Al vrij snel kwamen we twee openingen in de tunnel tegen. Eentje gaf uitzicht op de rivier. De andere keek uit op een gigantische klif. Bij het verder wandelen, merkte Ine dat ze het erg benauwd kreeg: dat er gedeeltes onder water stonden en dat er over stapstenen gestapt moest worden, vond ze niet leuk en ook het feit dat er nu verderop geen licht meer te zien was, deed haar besluiten terug te gaan... Ine is een schrikscheet. Johan wandelde wel verder en maakte nog een keer onderweg door een opening en eens uit de tunnel nog enkele foto's.

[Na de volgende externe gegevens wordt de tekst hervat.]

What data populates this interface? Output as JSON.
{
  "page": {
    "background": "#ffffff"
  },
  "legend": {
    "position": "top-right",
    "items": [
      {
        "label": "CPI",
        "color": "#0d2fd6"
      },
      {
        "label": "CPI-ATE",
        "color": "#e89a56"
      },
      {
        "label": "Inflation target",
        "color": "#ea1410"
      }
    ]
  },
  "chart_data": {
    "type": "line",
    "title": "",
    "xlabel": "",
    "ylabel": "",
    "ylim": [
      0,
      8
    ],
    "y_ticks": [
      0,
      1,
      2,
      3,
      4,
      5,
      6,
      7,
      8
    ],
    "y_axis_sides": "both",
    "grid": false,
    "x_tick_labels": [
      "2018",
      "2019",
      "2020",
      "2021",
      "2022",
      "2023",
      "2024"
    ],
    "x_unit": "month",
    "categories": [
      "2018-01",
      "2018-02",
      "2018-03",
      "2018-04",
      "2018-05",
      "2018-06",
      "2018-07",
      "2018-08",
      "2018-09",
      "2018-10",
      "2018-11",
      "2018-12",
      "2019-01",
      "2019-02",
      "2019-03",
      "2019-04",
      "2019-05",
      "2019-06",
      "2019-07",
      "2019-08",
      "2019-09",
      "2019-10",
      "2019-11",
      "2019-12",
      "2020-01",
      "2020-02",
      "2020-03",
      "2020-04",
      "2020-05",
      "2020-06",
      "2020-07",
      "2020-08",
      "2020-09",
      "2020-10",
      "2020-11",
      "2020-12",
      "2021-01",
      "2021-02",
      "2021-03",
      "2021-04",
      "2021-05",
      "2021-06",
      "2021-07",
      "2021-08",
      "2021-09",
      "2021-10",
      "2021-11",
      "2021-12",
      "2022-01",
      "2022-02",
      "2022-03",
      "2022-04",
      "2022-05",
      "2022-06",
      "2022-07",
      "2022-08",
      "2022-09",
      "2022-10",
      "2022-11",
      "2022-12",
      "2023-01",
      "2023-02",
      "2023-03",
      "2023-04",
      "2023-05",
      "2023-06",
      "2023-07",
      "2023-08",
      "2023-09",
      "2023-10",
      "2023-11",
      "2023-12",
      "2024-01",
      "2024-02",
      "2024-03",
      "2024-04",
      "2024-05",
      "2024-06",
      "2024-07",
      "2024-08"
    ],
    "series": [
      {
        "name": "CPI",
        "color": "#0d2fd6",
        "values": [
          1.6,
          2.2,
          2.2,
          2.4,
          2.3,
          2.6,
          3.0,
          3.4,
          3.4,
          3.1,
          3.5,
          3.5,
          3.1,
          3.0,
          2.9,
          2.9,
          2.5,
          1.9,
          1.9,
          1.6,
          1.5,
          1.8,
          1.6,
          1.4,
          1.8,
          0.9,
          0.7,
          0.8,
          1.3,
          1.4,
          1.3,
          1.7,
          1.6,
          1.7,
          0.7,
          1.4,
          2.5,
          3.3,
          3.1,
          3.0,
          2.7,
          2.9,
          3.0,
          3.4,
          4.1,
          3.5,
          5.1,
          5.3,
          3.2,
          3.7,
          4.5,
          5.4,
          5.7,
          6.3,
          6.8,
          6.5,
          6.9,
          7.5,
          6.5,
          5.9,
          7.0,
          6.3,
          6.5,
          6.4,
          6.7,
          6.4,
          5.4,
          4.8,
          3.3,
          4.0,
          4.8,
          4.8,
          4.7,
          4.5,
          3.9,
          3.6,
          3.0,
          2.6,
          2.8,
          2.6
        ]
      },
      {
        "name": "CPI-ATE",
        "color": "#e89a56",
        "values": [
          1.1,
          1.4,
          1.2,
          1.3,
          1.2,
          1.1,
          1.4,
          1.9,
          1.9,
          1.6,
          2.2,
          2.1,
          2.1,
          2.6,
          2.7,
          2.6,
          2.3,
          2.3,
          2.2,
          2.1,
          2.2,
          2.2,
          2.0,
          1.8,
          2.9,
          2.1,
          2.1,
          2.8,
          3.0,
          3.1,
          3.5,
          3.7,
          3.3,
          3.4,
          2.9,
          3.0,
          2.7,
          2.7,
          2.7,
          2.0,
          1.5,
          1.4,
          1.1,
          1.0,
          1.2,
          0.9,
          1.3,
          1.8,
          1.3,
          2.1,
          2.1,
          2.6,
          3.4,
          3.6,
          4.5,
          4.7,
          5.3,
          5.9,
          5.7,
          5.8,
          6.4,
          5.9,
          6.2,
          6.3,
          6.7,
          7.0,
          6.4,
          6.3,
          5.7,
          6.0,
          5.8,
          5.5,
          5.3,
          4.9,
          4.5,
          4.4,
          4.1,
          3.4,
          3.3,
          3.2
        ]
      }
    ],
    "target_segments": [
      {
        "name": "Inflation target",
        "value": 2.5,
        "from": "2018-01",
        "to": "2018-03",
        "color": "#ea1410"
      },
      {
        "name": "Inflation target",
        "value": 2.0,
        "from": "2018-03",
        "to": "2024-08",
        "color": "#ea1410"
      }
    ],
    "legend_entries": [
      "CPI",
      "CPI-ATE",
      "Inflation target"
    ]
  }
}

Nadat we terug boven waren aan onze auto reden we anderhalve kilometer of zo naar een volgend uitkijkpunt punt. Dit heet "
Point Sublime", subliem punt, en deed ons verwachten dat we een fantastisch zicht zouden krijgen op de kloof... maar dat was eigenlijk niet zo... máár de zon stond net boven de kloof. Hierdoor konden we ze niet goed zien en hebben we er geen goede foto's van. We lazen achteraf pas wat we mogelijk, door de felle zon, niet zagen en daarom niet begrepen waarom het 'pointe sublime" heet:
De ingang van de "Samson Corridor" vanaf dit punt lijkt bewaakt door een menselijke vorm, lazen we. Die vorm zou te zien zijn in de linkerkant van de kloof. Deze figuur herinnert aan Samson/Simson uit de Bijbel en gaf zijn naam aan de Corridor. Volgens de legende splitste Samson de berg in tweeën, waardoor de Gorges du Verdon ontstond. Hij zou dit gedaan hebben om Delila te redden die zich in het dorp Rougon bevond. Samson wordt zo gezien als de bewaker van de ingang van de canyon... HIER zie je een foto met op aangeduid waar Samson zich zou bevinden in die berg...
Hierna was het tijd voor praktische zaken: boodschappen doen. We hadden dit beter in Castellane gedaan... de winkel die we via Google vonden, was namelijk op dat moment gesloten. We moesten daarom ferm ver rijden (25 km?) om bij een supermarkt uit te komen. We wilden immers niet nogmaals riskeren om naar een klein dorp te rijden waar dan bleek dat de voedingswinkel dicht was! Het voordeel van de supermarkt was wel dat we er ook veel goedkoper konden tanken dan in de dorpjes... De benzine kostte overigens op dat moment in de regio waar we 10 dagen rondreden zo'n € 1,74/liter... duurder dus dan thuis.
Enfin, onze omweg naar de supermarkt maakte dat het al donker was toen we aan het dorp kwamen waar we de twee nachten nadien zouden overnachten, Trigance. De eigenaar van ons appartementje "le petit Saint Clair" had ons op voorhand geappt dat niet iedere toerist even enthousiast was om door het dorpje te rijden. We namen daarom het zekere voor het onzekere en parkeerden onze huurauto aan de onderkant van het, tegen een berg aangebouwde, dorp. Ons appartement bleek ook maar op enkele honderden meters van die parkeerplaats te liggen... alleen het "klimmen" met de bagage was wat "vervelend"...
Ons appartement was dik in orde. Het was wel best fris binnen. De pelletkachel kregen we niet aan de gang ondanks de instructies... maar een extra fleecedeken om gaf Ine het toch ook enigsinds warm genoeg.